BIGO’s Pulsar Performance Optimization Practices in High Throughput Catch-up Read Scenarios

Zhanpeng Wu

Chinese Session 2022-07-29 16:10 GMT+8  (ROOM : B) #messaging

Powered by Artificial Intelligence technology, BIGO’s video-based products and services have gained immense popularity, with users in more than 150 countries. The products include BIGO Live (live streaming) and Likee (short-form video). BIGO Live is available in more than 150 countries or regions and Likee has more than 100 million users and is popular among Generation Z.

BIGO is used to run Kafka clusters to support real-time data analysis and short video recommendations. However, the previous infrastructure encountered great challenges as the business develops. Apache Pulsar architecture and features such as low latency, persistent storage, and horizontal scalability saved us from the situation.

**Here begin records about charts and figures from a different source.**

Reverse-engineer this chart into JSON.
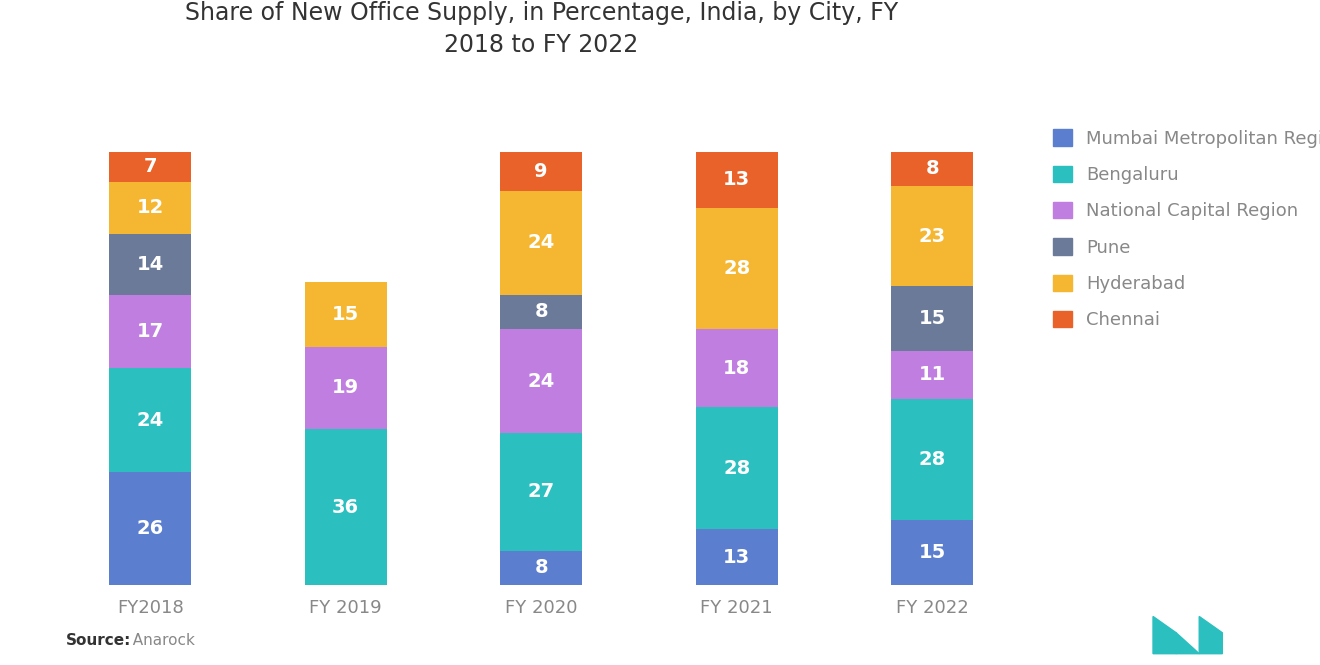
{
  "title": "Share of New Office Supply, in Percentage, India, by City, FY\n2018 to FY 2022",
  "categories": [
    "FY2018",
    "FY 2019",
    "FY 2020",
    "FY 2021",
    "FY 2022"
  ],
  "series": [
    {
      "name": "Mumbai Metropolitan Region",
      "color": "#5b7fce",
      "values": [
        26,
        0,
        8,
        13,
        15
      ]
    },
    {
      "name": "Bengaluru",
      "color": "#2bbfbf",
      "values": [
        24,
        36,
        27,
        28,
        28
      ]
    },
    {
      "name": "National Capital Region",
      "color": "#c07fe0",
      "values": [
        17,
        19,
        24,
        18,
        11
      ]
    },
    {
      "name": "Pune",
      "color": "#6b7a99",
      "values": [
        14,
        0,
        8,
        0,
        15
      ]
    },
    {
      "name": "Hyderabad",
      "color": "#f5b731",
      "values": [
        12,
        15,
        24,
        28,
        23
      ]
    },
    {
      "name": "Chennai",
      "color": "#e8622a",
      "values": [
        7,
        0,
        9,
        13,
        8
      ]
    }
  ],
  "source_label_bold": "Source:",
  "source_label_normal": "  Anarock",
  "background_color": "#ffffff",
  "text_color": "#888888",
  "title_color": "#333333",
  "title_fontsize": 17,
  "label_fontsize": 14,
  "tick_fontsize": 13,
  "legend_fontsize": 13,
  "bar_width": 0.42,
  "logo_color": "#2bbfbf"
}
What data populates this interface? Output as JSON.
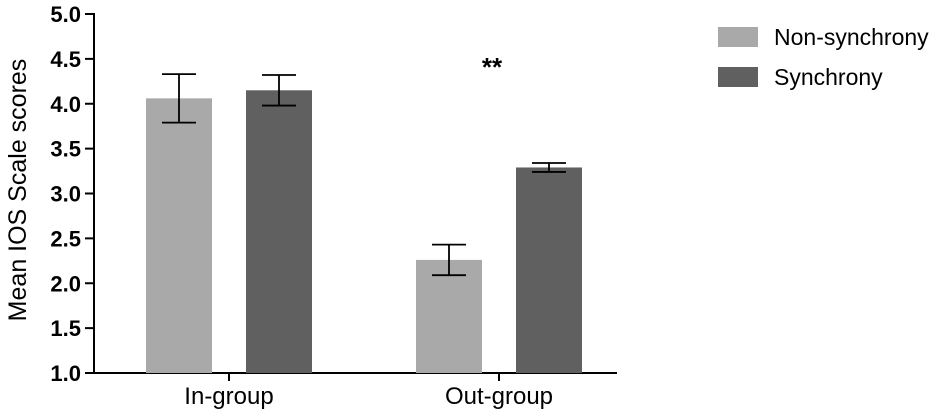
{
  "chart_data": {
    "type": "bar",
    "title": "",
    "xlabel": "",
    "ylabel": "Mean IOS Scale scores",
    "ylim": [
      1.0,
      5.0
    ],
    "yticks": [
      "1.0",
      "1.5",
      "2.0",
      "2.5",
      "3.0",
      "3.5",
      "4.0",
      "4.5",
      "5.0"
    ],
    "categories": [
      "In-group",
      "Out-group"
    ],
    "series": [
      {
        "name": "Non-synchrony",
        "color": "#a9a9a9",
        "values": [
          4.06,
          2.26
        ],
        "error": [
          0.27,
          0.17
        ]
      },
      {
        "name": "Synchrony",
        "color": "#606060",
        "values": [
          4.15,
          3.29
        ],
        "error": [
          0.17,
          0.05
        ]
      }
    ],
    "annotations": [
      {
        "text": "**",
        "category": "Out-group",
        "y": 4.5
      }
    ],
    "legend_position": "top-right",
    "grid": false
  }
}
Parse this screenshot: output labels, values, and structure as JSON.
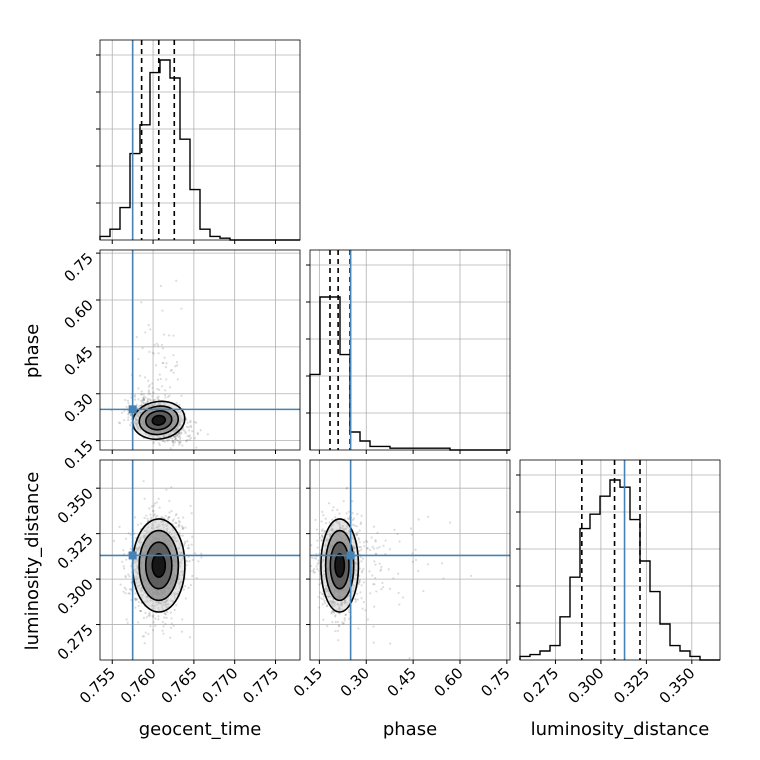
{
  "chart_data": {
    "type": "corner",
    "parameters": [
      {
        "name": "geocent_time",
        "range": [
          0.7535,
          0.778
        ],
        "ticks": [
          0.755,
          0.76,
          0.765,
          0.77,
          0.775
        ],
        "tick_labels": [
          "0.755",
          "0.760",
          "0.765",
          "0.770",
          "0.775"
        ],
        "truth": 0.7575,
        "quantiles": [
          0.7586,
          0.7607,
          0.7626
        ],
        "hist": [
          0.02,
          0.06,
          0.18,
          0.48,
          0.64,
          0.93,
          1.0,
          0.9,
          0.56,
          0.28,
          0.06,
          0.02,
          0.01,
          0.0,
          0.0,
          0.0,
          0.0,
          0.0,
          0.0,
          0.0
        ]
      },
      {
        "name": "phase",
        "range": [
          0.12,
          0.76
        ],
        "ticks": [
          0.15,
          0.3,
          0.45,
          0.6,
          0.75
        ],
        "tick_labels": [
          "0.15",
          "0.30",
          "0.45",
          "0.60",
          "0.75"
        ],
        "truth": 0.25,
        "quantiles": [
          0.184,
          0.21,
          0.248
        ],
        "hist": [
          0.42,
          0.85,
          0.85,
          0.53,
          0.1,
          0.05,
          0.02,
          0.02,
          0.01,
          0.01,
          0.01,
          0.01,
          0.01,
          0.01,
          0.0,
          0.0,
          0.0,
          0.0,
          0.0,
          0.0
        ]
      },
      {
        "name": "luminosity_distance",
        "range": [
          0.2555,
          0.3655
        ],
        "ticks": [
          0.275,
          0.3,
          0.325,
          0.35
        ],
        "tick_labels": [
          "0.275",
          "0.300",
          "0.325",
          "0.350"
        ],
        "truth": 0.313,
        "quantiles": [
          0.2895,
          0.3075,
          0.3215
        ],
        "hist": [
          0.02,
          0.03,
          0.05,
          0.08,
          0.24,
          0.46,
          0.73,
          0.81,
          0.91,
          1.0,
          0.96,
          0.78,
          0.55,
          0.38,
          0.2,
          0.08,
          0.05,
          0.02,
          0.0,
          0.0
        ]
      }
    ],
    "correlations": {
      "1_0": -0.45,
      "2_0": 0.0,
      "2_1": 0.0
    },
    "means": [
      0.7607,
      0.215,
      0.3075
    ],
    "sigmas": [
      0.0016,
      0.03,
      0.0128
    ],
    "contour_levels": [
      0.5,
      1.0,
      1.5,
      2.0
    ],
    "grid": true,
    "truth_color": "#4682b4",
    "contour_color": "#000000"
  }
}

In this talk, we will discuss the performance optimization of BIGO based on Apache Pulsar in a high-throughput read/write environment for a catch-up read scenario. Key takeaways:

  1. a). Discussion on performance loss caused by the catch-up read
  2. b). Analysis of the main time-consuming stage of message disk read
  3. c). The asynchronous prefetch optimization proposed by BIGO
  4. d). Performance of the new strategy in production
  5. e). Insights and experiences from optimizing the catch-up read use case.

Speakers:


Zhanpeng Wu: BIGO Staff Engineer, Senior Big Data R&D Engineer of BIGO Computing Platform. Zhanpeng is an Apache Pulsar contributor, Pulsar Flink Connector contributor, and maintainer of Kafka-on-Pulsar. Zhanpeng Wu is also an active speaker at Pulsar Meetup and Pulsar Summit.